There’s no tip that I’ve found that does more for a student, or someone wanting to learn to write, or grow as a writer, than this one. This is the tip: writing occurs in three steps. Okay, get help, and make it great.

Those words may not be ideal because you may not want to make your writing great, maybe that’s too aspirational, but the idea itself is that there are three distinct stages in writing. It’ll foul you up to skip the first two stages—you’ll try for perfection and you or your student will try to write something, but it won’t sound perfect enough. Usually you’ll get stuck trying to think up the perfect thing to write, and you won’t end up writing anything. What do I need to write that will sound great? That’s the problem, you don’t start with great, you don’t start with perfect. You can try to get there, but you don’t start there.

So here’s how you start. Okay: you just write something that sounds okay. “The dog chased the cat into the pimento tree.” Does that sound okay? I don’t know what a pimento tree is, but it does sound okay. I could change the dog-cat sequence: “The cat chased a dog into the dog house.” That’s a little odd, but it’s still okay. “The cat cornflake Jim Overton.” That doesn’t sound okay; I don’t know what that means, it’s not really a sentence. It’s missing a verb, for one thing. You’re just wanting to write okay to begin with.

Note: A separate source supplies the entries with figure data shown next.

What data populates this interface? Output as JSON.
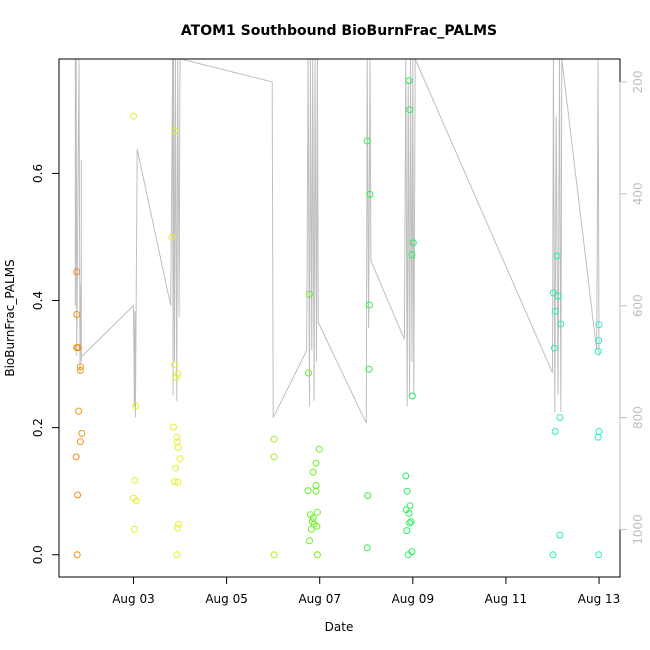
{
  "chart_data": {
    "type": "scatter",
    "title": "ATOM1 Southbound BioBurnFrac_PALMS",
    "xlabel": "Date",
    "ylabel": "BioBurnFrac_PALMS",
    "xlim": [
      1.4,
      13.45
    ],
    "ylim": [
      -0.035,
      0.78
    ],
    "x_ticks": [
      {
        "x": 3,
        "label": "Aug 03"
      },
      {
        "x": 5,
        "label": "Aug 05"
      },
      {
        "x": 7,
        "label": "Aug 07"
      },
      {
        "x": 9,
        "label": "Aug 09"
      },
      {
        "x": 11,
        "label": "Aug 11"
      },
      {
        "x": 13,
        "label": "Aug 13"
      }
    ],
    "y_ticks": [
      0.0,
      0.2,
      0.4,
      0.6
    ],
    "y_tick_labels": [
      "0.0",
      "0.2",
      "0.4",
      "0.6"
    ],
    "right_axis": {
      "ylim": [
        1085,
        159
      ],
      "ticks": [
        200,
        400,
        600,
        800,
        1000
      ],
      "tick_labels": [
        "200",
        "400",
        "600",
        "800",
        "1000"
      ],
      "color": "#bebebe"
    },
    "grid": false,
    "legend": "none",
    "track_color": "#bebebe",
    "points": [
      {
        "x": 1.78,
        "y": 0.445,
        "color": "#f28a1a"
      },
      {
        "x": 1.78,
        "y": 0.378,
        "color": "#f28a1a"
      },
      {
        "x": 1.78,
        "y": 0.326,
        "color": "#f28a1a"
      },
      {
        "x": 1.81,
        "y": 0.326,
        "color": "#f28a1a"
      },
      {
        "x": 1.86,
        "y": 0.296,
        "color": "#f29a1a"
      },
      {
        "x": 1.86,
        "y": 0.29,
        "color": "#f29a1a"
      },
      {
        "x": 1.82,
        "y": 0.226,
        "color": "#f29a1a"
      },
      {
        "x": 1.89,
        "y": 0.191,
        "color": "#f29a1a"
      },
      {
        "x": 1.86,
        "y": 0.178,
        "color": "#f29a1a"
      },
      {
        "x": 1.77,
        "y": 0.154,
        "color": "#f28a1a"
      },
      {
        "x": 1.8,
        "y": 0.094,
        "color": "#f28a1a"
      },
      {
        "x": 1.79,
        "y": 0.0,
        "color": "#f28a1a"
      },
      {
        "x": 3.0,
        "y": 0.69,
        "color": "#e6f026"
      },
      {
        "x": 3.05,
        "y": 0.234,
        "color": "#e6f026"
      },
      {
        "x": 3.03,
        "y": 0.117,
        "color": "#e6f026"
      },
      {
        "x": 3.0,
        "y": 0.089,
        "color": "#e6f026"
      },
      {
        "x": 3.06,
        "y": 0.085,
        "color": "#e6f026"
      },
      {
        "x": 3.02,
        "y": 0.04,
        "color": "#e6f026"
      },
      {
        "x": 3.88,
        "y": 0.667,
        "color": "#e6f026"
      },
      {
        "x": 3.82,
        "y": 0.5,
        "color": "#e6f026"
      },
      {
        "x": 3.88,
        "y": 0.299,
        "color": "#e6f026"
      },
      {
        "x": 3.95,
        "y": 0.285,
        "color": "#e6f026"
      },
      {
        "x": 3.92,
        "y": 0.279,
        "color": "#e6f026"
      },
      {
        "x": 3.86,
        "y": 0.201,
        "color": "#e6f026"
      },
      {
        "x": 3.93,
        "y": 0.185,
        "color": "#e6f026"
      },
      {
        "x": 3.94,
        "y": 0.177,
        "color": "#e6f026"
      },
      {
        "x": 3.96,
        "y": 0.169,
        "color": "#e6f026"
      },
      {
        "x": 4.0,
        "y": 0.151,
        "color": "#e6f026"
      },
      {
        "x": 3.9,
        "y": 0.136,
        "color": "#e6f026"
      },
      {
        "x": 3.88,
        "y": 0.115,
        "color": "#e6f026"
      },
      {
        "x": 3.95,
        "y": 0.114,
        "color": "#e6f026"
      },
      {
        "x": 3.97,
        "y": 0.048,
        "color": "#e6f026"
      },
      {
        "x": 3.95,
        "y": 0.042,
        "color": "#e6f026"
      },
      {
        "x": 3.93,
        "y": 0.0,
        "color": "#e6f026"
      },
      {
        "x": 6.02,
        "y": 0.182,
        "color": "#a6f026"
      },
      {
        "x": 6.02,
        "y": 0.154,
        "color": "#a6f026"
      },
      {
        "x": 6.02,
        "y": 0.0,
        "color": "#a6f026"
      },
      {
        "x": 6.78,
        "y": 0.41,
        "color": "#5ef026"
      },
      {
        "x": 6.76,
        "y": 0.286,
        "color": "#5ef026"
      },
      {
        "x": 6.99,
        "y": 0.166,
        "color": "#6ef026"
      },
      {
        "x": 6.92,
        "y": 0.144,
        "color": "#6ef026"
      },
      {
        "x": 6.86,
        "y": 0.13,
        "color": "#6ef026"
      },
      {
        "x": 6.92,
        "y": 0.109,
        "color": "#6ef026"
      },
      {
        "x": 6.75,
        "y": 0.101,
        "color": "#6ef026"
      },
      {
        "x": 6.92,
        "y": 0.1,
        "color": "#6ef026"
      },
      {
        "x": 6.95,
        "y": 0.067,
        "color": "#6ef026"
      },
      {
        "x": 6.8,
        "y": 0.063,
        "color": "#6ef026"
      },
      {
        "x": 6.86,
        "y": 0.058,
        "color": "#6ef026"
      },
      {
        "x": 6.84,
        "y": 0.052,
        "color": "#6ef026"
      },
      {
        "x": 6.88,
        "y": 0.048,
        "color": "#6ef026"
      },
      {
        "x": 6.94,
        "y": 0.045,
        "color": "#6ef026"
      },
      {
        "x": 6.82,
        "y": 0.04,
        "color": "#6ef026"
      },
      {
        "x": 6.78,
        "y": 0.022,
        "color": "#6ef026"
      },
      {
        "x": 6.95,
        "y": 0.0,
        "color": "#6ef026"
      },
      {
        "x": 8.02,
        "y": 0.651,
        "color": "#34f04a"
      },
      {
        "x": 8.08,
        "y": 0.567,
        "color": "#34f04a"
      },
      {
        "x": 8.07,
        "y": 0.393,
        "color": "#34f04a"
      },
      {
        "x": 8.06,
        "y": 0.292,
        "color": "#34f04a"
      },
      {
        "x": 8.03,
        "y": 0.093,
        "color": "#34f04a"
      },
      {
        "x": 8.02,
        "y": 0.011,
        "color": "#34f04a"
      },
      {
        "x": 8.92,
        "y": 0.746,
        "color": "#26f05e"
      },
      {
        "x": 8.93,
        "y": 0.7,
        "color": "#26f05e"
      },
      {
        "x": 9.01,
        "y": 0.491,
        "color": "#26f05e"
      },
      {
        "x": 8.98,
        "y": 0.472,
        "color": "#26f05e"
      },
      {
        "x": 8.99,
        "y": 0.25,
        "color": "#26f05e"
      },
      {
        "x": 8.85,
        "y": 0.124,
        "color": "#26f05e"
      },
      {
        "x": 8.88,
        "y": 0.1,
        "color": "#26f05e"
      },
      {
        "x": 8.94,
        "y": 0.077,
        "color": "#26f05e"
      },
      {
        "x": 8.86,
        "y": 0.071,
        "color": "#26f05e"
      },
      {
        "x": 8.92,
        "y": 0.065,
        "color": "#26f05e"
      },
      {
        "x": 8.96,
        "y": 0.052,
        "color": "#26f05e"
      },
      {
        "x": 8.93,
        "y": 0.05,
        "color": "#26f05e"
      },
      {
        "x": 8.87,
        "y": 0.038,
        "color": "#26f05e"
      },
      {
        "x": 8.98,
        "y": 0.005,
        "color": "#26f05e"
      },
      {
        "x": 8.9,
        "y": 0.0,
        "color": "#26f05e"
      },
      {
        "x": 12.1,
        "y": 0.47,
        "color": "#26f0b4"
      },
      {
        "x": 12.02,
        "y": 0.412,
        "color": "#26f0b4"
      },
      {
        "x": 12.12,
        "y": 0.407,
        "color": "#26f0b4"
      },
      {
        "x": 12.06,
        "y": 0.383,
        "color": "#26f0b4"
      },
      {
        "x": 12.18,
        "y": 0.363,
        "color": "#26f0b4"
      },
      {
        "x": 12.04,
        "y": 0.325,
        "color": "#26f0b4"
      },
      {
        "x": 12.16,
        "y": 0.216,
        "color": "#26f0b4"
      },
      {
        "x": 12.06,
        "y": 0.194,
        "color": "#26f0b4"
      },
      {
        "x": 12.16,
        "y": 0.031,
        "color": "#26f0b4"
      },
      {
        "x": 12.01,
        "y": 0.0,
        "color": "#26f0b4"
      },
      {
        "x": 13.0,
        "y": 0.362,
        "color": "#26f0c8"
      },
      {
        "x": 12.99,
        "y": 0.337,
        "color": "#26f0c8"
      },
      {
        "x": 12.98,
        "y": 0.32,
        "color": "#26f0c8"
      },
      {
        "x": 13.0,
        "y": 0.194,
        "color": "#26f0c8"
      },
      {
        "x": 12.98,
        "y": 0.185,
        "color": "#26f0c8"
      },
      {
        "x": 12.99,
        "y": 0.0,
        "color": "#26f0c8"
      }
    ],
    "pressure_track": [
      [
        1.75,
        159
      ],
      [
        1.75,
        600
      ],
      [
        1.77,
        159
      ],
      [
        1.78,
        690
      ],
      [
        1.83,
        159
      ],
      [
        1.85,
        720
      ],
      [
        1.87,
        560
      ],
      [
        1.88,
        700
      ],
      [
        1.88,
        340
      ],
      [
        1.88,
        690
      ],
      [
        1.9,
        690
      ],
      [
        3.0,
        600
      ],
      [
        3.02,
        780
      ],
      [
        3.03,
        610
      ],
      [
        3.04,
        800
      ],
      [
        3.08,
        320
      ],
      [
        3.8,
        600
      ],
      [
        3.84,
        159
      ],
      [
        3.85,
        760
      ],
      [
        3.86,
        159
      ],
      [
        3.88,
        700
      ],
      [
        3.9,
        159
      ],
      [
        3.93,
        770
      ],
      [
        3.95,
        159
      ],
      [
        3.98,
        620
      ],
      [
        4.0,
        159
      ],
      [
        4.02,
        159
      ],
      [
        5.98,
        200
      ],
      [
        6.0,
        800
      ],
      [
        6.72,
        680
      ],
      [
        6.75,
        159
      ],
      [
        6.78,
        780
      ],
      [
        6.8,
        159
      ],
      [
        6.83,
        680
      ],
      [
        6.85,
        159
      ],
      [
        6.88,
        770
      ],
      [
        6.9,
        159
      ],
      [
        6.93,
        700
      ],
      [
        6.95,
        159
      ],
      [
        6.97,
        630
      ],
      [
        8.0,
        810
      ],
      [
        8.02,
        159
      ],
      [
        8.05,
        640
      ],
      [
        8.08,
        159
      ],
      [
        8.1,
        520
      ],
      [
        8.82,
        660
      ],
      [
        8.85,
        159
      ],
      [
        8.88,
        780
      ],
      [
        8.9,
        200
      ],
      [
        8.93,
        760
      ],
      [
        8.95,
        159
      ],
      [
        8.98,
        700
      ],
      [
        9.0,
        159
      ],
      [
        9.02,
        760
      ],
      [
        9.05,
        159
      ],
      [
        12.0,
        720
      ],
      [
        12.02,
        159
      ],
      [
        12.05,
        790
      ],
      [
        12.08,
        260
      ],
      [
        12.12,
        760
      ],
      [
        12.15,
        159
      ],
      [
        12.18,
        790
      ],
      [
        12.2,
        159
      ],
      [
        12.95,
        680
      ],
      [
        12.98,
        159
      ],
      [
        13.0,
        690
      ]
    ]
  }
}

Once you’ve written something that is okay, you want to get some help. This is where you can have an editor, or parent, or a friend, or someone, even yourself, take a look at what you wrote and make some suggestions. You step away from your writing for a little bit, let it get cold, then come back and read it. You’ll find you see it with fresh eyes. You can give yourself help. Help is all about, “Does this sound a little better? Does it sound better this way or that way?” Some other pair of eyes looking at your writing is helpful. You can make tweaks and changes and move towards greatness.

Your writing doesn’t have to be great, but if you want it to be better, you certainly do need to revise your first draft. In my experience of writing books, writing articles, writing anything, is that it’s never really finished. It’s just sort of abandoned, so there’s a place at which we just stop, because we’ve done okay, we got some help, and we’ve made it plenty good for what we’re trying to accomplish, maybe even great.